Similarly, symbolic bytes (init) are written as sequences of XXs, separated by spaces. Uninitialized bytes are written ##. Concrete bytes (exactly) are written like bitvector literals, in hexadecimal, 0-padded on the left to a width of 2. Pointers (ptr, memptr) are represented as an allocation number plus an offset. The targets of pointers are shown out-of-line.

The following example shows a pointer in AArch32 register R1. The pointer points to allocation number 00, at offset 4. Allocation 00 contains four uninitialized bytes, followed by two initialized, symbolic bytes, followed by the concrete bytes fe and 0a, followed by a pointer to allocation 01. Allocation 01 doesn't contain anything at all (thus, any read from or write to it would fail).

R1: 00+00000004
00: ## ## ## ## XX XX fe 0a 01+00000000
01:

For 32-bit architectures, the allocation numbers are 0-padded on the left to a width of 2, whereas for 64-bit architectures, they are padded to a width of 6. The offsets are padded to the maximal number of hex digits required to write numbers of that bit-width, namely 8 for 32-bit and 16 for 64-bit. This scheme ensures that pointers have the same textual width as a pointer-width sequence of bytes.

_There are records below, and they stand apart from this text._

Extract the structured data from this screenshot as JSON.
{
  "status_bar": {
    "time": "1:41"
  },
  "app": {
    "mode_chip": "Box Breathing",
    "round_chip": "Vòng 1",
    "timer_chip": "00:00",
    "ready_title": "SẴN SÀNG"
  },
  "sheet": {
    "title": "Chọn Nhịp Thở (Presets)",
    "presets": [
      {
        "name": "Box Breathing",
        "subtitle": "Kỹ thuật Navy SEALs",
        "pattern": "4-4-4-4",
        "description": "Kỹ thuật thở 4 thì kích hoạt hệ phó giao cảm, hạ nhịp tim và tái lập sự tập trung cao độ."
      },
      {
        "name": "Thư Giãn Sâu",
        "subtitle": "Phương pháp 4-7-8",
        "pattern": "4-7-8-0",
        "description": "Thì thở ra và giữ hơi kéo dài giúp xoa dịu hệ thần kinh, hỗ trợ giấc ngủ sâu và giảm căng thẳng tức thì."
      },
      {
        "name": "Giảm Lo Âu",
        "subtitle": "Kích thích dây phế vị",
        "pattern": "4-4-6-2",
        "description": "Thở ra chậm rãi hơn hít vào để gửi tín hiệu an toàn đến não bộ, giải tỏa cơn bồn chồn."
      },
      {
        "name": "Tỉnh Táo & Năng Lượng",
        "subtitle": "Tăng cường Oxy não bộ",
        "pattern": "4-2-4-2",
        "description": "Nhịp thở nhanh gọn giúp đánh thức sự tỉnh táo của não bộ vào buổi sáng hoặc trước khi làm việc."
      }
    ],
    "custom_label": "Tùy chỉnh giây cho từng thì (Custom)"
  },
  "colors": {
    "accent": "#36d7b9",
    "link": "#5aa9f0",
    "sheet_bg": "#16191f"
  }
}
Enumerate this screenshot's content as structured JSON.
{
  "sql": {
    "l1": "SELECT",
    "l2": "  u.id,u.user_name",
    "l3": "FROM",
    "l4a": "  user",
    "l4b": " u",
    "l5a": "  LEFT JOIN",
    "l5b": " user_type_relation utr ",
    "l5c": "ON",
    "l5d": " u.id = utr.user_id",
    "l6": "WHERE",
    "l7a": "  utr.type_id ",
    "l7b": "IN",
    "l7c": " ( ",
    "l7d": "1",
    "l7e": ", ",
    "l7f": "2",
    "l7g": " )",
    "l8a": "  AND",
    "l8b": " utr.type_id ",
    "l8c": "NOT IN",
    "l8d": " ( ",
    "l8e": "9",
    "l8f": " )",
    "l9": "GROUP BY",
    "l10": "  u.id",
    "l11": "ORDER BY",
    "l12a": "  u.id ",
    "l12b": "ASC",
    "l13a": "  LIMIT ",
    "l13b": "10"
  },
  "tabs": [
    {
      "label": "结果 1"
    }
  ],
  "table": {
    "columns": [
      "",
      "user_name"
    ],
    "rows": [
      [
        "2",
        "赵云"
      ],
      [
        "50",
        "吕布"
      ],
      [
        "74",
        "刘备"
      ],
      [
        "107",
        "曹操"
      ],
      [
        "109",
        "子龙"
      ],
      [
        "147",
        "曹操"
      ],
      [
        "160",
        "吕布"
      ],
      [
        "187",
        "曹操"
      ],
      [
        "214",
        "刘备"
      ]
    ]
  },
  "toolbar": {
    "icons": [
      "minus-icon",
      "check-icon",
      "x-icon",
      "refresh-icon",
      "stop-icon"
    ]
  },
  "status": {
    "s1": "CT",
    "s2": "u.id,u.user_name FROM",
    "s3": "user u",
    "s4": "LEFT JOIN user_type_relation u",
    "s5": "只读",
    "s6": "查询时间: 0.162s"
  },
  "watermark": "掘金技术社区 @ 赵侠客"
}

Long, repeated sequences of bytes can be written with run-length encoding. For example, a sequence of 64 uninitialized bytes would be ##*00000040. Just as for pointer offsets, the run length is represented as a hexadecimal number of the size of the machine bit-width.

Specifying initial preconditions

GREASE begins its analysis with a "minimal" precondition,¹ and uses its heuristics to search for a precondition that avoids errors. In many cases, GREASE's heuristics cannot find such a precondition. In such cases, you can manually specify an initial precondition from which to begin refinement.

Example

For example, consider this (contrived) program:

// test.c
#include <stdlib.h>

void test(int *p, int *q) {
  if (*p == 0) {
    // do some stuff
    free(q);
  }
  // some other stuff
  free(q);
}

int main() { }

GREASE's heuristics are currently insufficient to avoid the double-free, so GREASE will output something like the following:

clang test.c
grease a.out --symbol test

Finished analyzing 'test'. Possible bug: double free at segment1+0x116a

This result may be unsatisfying if you know that test will never be called with *p == 0. By specifying --initial-precondition, you can show GREASE how to avoid the error and continue its analysis. Assuming your compiler targets x86_64 Linux (SysV ABI), write the following in shapes.txt:

rdi: 000000+0000000000000000

000000: 01 XX XX XX

This ensures that loading from p will return a symbolic bitvector with the lowest byte set to 01. In particular, it will never be zero. Re-running GREASE yields:

grease a.out --symbol test --initial-precondition shapes.txt

All goals passed!

Conventions

The general-purpose and floating-point registers are named according to the following schemes:

• AArch32: R0, R1, V0, ..., V31
• PPC: r0, ..., r31, f0, ..., f63
• x86_64: rax, ..., r15, zmm0, ..., zmm15

For LLVM, the arguments are numbered starting from 0 and prefixed with %, so %0, %1, ..., etc.

JSON syntax

In addition to the concrete syntax described above, GREASE supports ingesting initial preconditions written in JSON. The schema is not yet comprehensively documented here, see grease-exe/tests/x86/extra/json-shapes.json for an example. GREASE parses the file passed to --initial-precondition as JSON if it ends in .json.